Thursday, April 23, 2009

Deadwood (MaraDNS) roadmap

Now that Deadwood 2.3.01 is out, I spent the last day coming up with plans of what to do with this code. One plan I had was to add this code to Busybox, but the code is far too big to be a Busybox module, and making it small enough to run in Busybox is more bother than it's worth.

Quite frankly, I'm moving away from Linux. I have spent over eight years working my butt off on MaraDNS for Linux and have some small donations and a free web hosting provider to show for it. I have only gotten one job interview for MaraDNS (with Google), which didn't pan out. During interviews, when I say I'm the MaraDNS guy, I get the "What's MaraDNS?" response.

The thing I don't like about Linux is its cult-like belief system.
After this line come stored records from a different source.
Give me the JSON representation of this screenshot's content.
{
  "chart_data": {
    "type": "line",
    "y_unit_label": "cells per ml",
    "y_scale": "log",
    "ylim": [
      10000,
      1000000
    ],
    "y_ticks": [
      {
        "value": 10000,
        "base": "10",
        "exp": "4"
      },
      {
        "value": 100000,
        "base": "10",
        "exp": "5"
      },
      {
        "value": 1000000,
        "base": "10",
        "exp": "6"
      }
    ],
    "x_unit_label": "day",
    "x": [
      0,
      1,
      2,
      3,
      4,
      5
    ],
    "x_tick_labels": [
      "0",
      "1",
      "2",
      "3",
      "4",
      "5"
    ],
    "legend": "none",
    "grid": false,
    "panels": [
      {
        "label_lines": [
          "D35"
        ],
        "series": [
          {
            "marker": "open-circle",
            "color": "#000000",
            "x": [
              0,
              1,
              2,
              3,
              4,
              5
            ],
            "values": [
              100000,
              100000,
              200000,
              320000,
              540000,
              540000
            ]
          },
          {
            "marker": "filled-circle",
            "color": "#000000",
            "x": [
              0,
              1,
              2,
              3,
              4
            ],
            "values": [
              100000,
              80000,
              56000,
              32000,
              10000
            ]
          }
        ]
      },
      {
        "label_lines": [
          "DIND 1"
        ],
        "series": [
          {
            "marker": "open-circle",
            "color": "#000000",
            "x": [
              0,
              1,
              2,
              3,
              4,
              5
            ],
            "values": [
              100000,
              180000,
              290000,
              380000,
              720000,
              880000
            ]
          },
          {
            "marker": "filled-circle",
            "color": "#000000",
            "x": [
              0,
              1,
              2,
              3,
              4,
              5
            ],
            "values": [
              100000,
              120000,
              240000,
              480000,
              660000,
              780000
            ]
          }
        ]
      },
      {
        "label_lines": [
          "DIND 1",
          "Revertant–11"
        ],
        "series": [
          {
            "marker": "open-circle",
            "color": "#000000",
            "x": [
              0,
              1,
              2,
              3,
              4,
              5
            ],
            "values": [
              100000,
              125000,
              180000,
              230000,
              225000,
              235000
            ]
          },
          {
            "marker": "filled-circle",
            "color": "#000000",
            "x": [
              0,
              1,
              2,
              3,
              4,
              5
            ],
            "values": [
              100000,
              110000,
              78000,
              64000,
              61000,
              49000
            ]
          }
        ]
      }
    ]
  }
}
There is an idea that people making digital media of any kind (music, movies, computer programs, video games, art, etc.) should do all of their work for fun and for free, and that people will somehow magically get money for their work (musicians should earn 100% of their money from concerts, open-source programmers can get better jobs because of the positive reputation their open-source project, people can make money from services and support, etc.)

Well, I've been in the trenches. It's more like this: If you have an email address on your web page, you get all kinds of inane feature requests and bug reports for fixed bugs in old versions of the program added to some Linux or BSD distribution. People send emails sending veiled threats demanding I support them or add the feature they want or they will no longer use my program (see this Slashdot posting for an example of this kind of attitude). People send incomplete bug reports and don't follow up when I ask for more information to reproduce the problem.

Money? Not very much. I finally, last year, cut off private email support then set up a "pay me if you want features or an unsupported OS supported" model. This worked; I even get some pocket change from people willing to sponsor me (see my list of MaraDNS sponsors).

At this point, I don't do private email support without being paid for my time. I don't add feature requests without being paid for my time. I don't support any OS besides CentOS 5 and Windows XP (with some pointers for Vista users) without being paid for my time.

I feel, on some level, like Eric Scheibeler did after moving beyond Amway (I'm right now reading his excellent book Merchants of Deception). I feel I am finally moving beyond a big lie I have been living for well over a decade.

That said, I am still working on Deadwood. Because of my current work situation, I have a lot of free time, and I still want to get a MaraDNS 2.0 out there. But, my focus has changed. MaraDNS 2.0 will have far better Windows support than older versions of MaraDNS, because, quite frankly, Windows is where most of the users are, and, yes, where most of the money is.

OK, now that I got that out of my system, what is my plan for Deadwood? Well, the next thing I want to implement is more tightly integrating the TCP and UDP code. I want Deadwood to be able to get TCP answers from the cache, and to be able to send a TCP query when getting a truncated response from upstream.

After that, I want to make it possible to have upstream_servers for hostnames besides the root hostname (".").

Then I should take MaraDNS' DNS compression and decompression code and port it to Deadwood's codebase.

Next, I can think about TTL aging and resource record rotation.

Then I can concentrate on real recursion.

There's a lot to be done with Deadwood.